JERUSALEM (AFP) - Nearly 40 percent of land held in Jewish settlements in the occupied West Bank is privately owned by Palestinians, according to a report published by an Israeli watchdog.
Basing its findings on maps and leaked official documents, the anti-settlement Peace Now movement said Tuesday that the land in question totalled 61 square kilometres (24 square miles).
'Israel is acting as a mafia state by indulging in the theft of private land in defiance not only of international law, but Israeli law and rulings from the high court in particular,' said Dror Etkes, who compiled the report.
'Israeli officials have for a long time pretended the settlements were built on state land, now they are proved wrong,' Yaariv Oppenheimer, a Peace Now spokesman, told a news conference in Jerusalem.

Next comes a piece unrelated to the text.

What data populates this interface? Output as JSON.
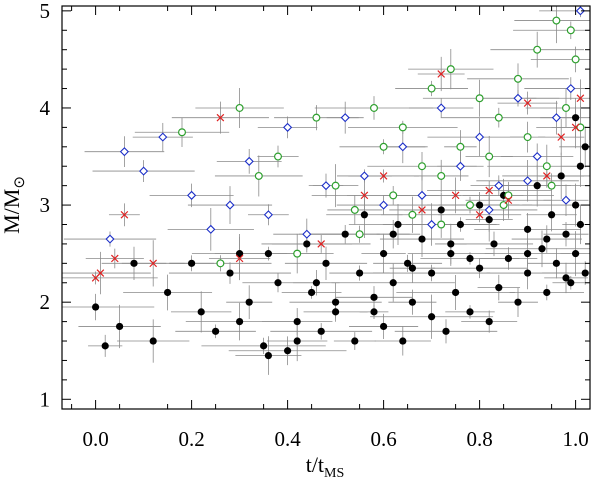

One of the examples given was the case of Maale Adumim, the largest settlement in the West Bank that lies east of Jerusalem and which the report said sits on about 86 percent of privately held Palestinian land.
In all, the main settlement blocs that Prime Minister Ehud Olmert intended to annex to Israel as part of a giant, and now stalled project to redraw the country's borders, lie on 41.4 percent of privately owned Palestinian land.
The statistics do not include 12 Israeli neighbourhoods built in occupied and annexed east Jersualem, captured in the 1967 Middle East war and part of what Israel considers its undivided capital, a move not recognised abroad.
'We are going to submit all these statistics, based on official Israeli documents, to the government's legal advisor... in the hope that he will open an inquiry and start legal proceedings against those who are guilty of land theft,' Oppenheimer said.
Speaking to AFP, a spokeswoman for the main Jewish settler lobby, rejected the report as a 'tissue of lies'.
'This report, which is nothing new, is just a tissue of lies that makes up the war waged by Peace Now against Jews,' she said.
'The settlements were built with government authorisation on land that does not belong to the Palestinians,' she said.
All settlements in the West Bank, occupied by Israel since the 1967 Middle East war, are considered illegal under international law.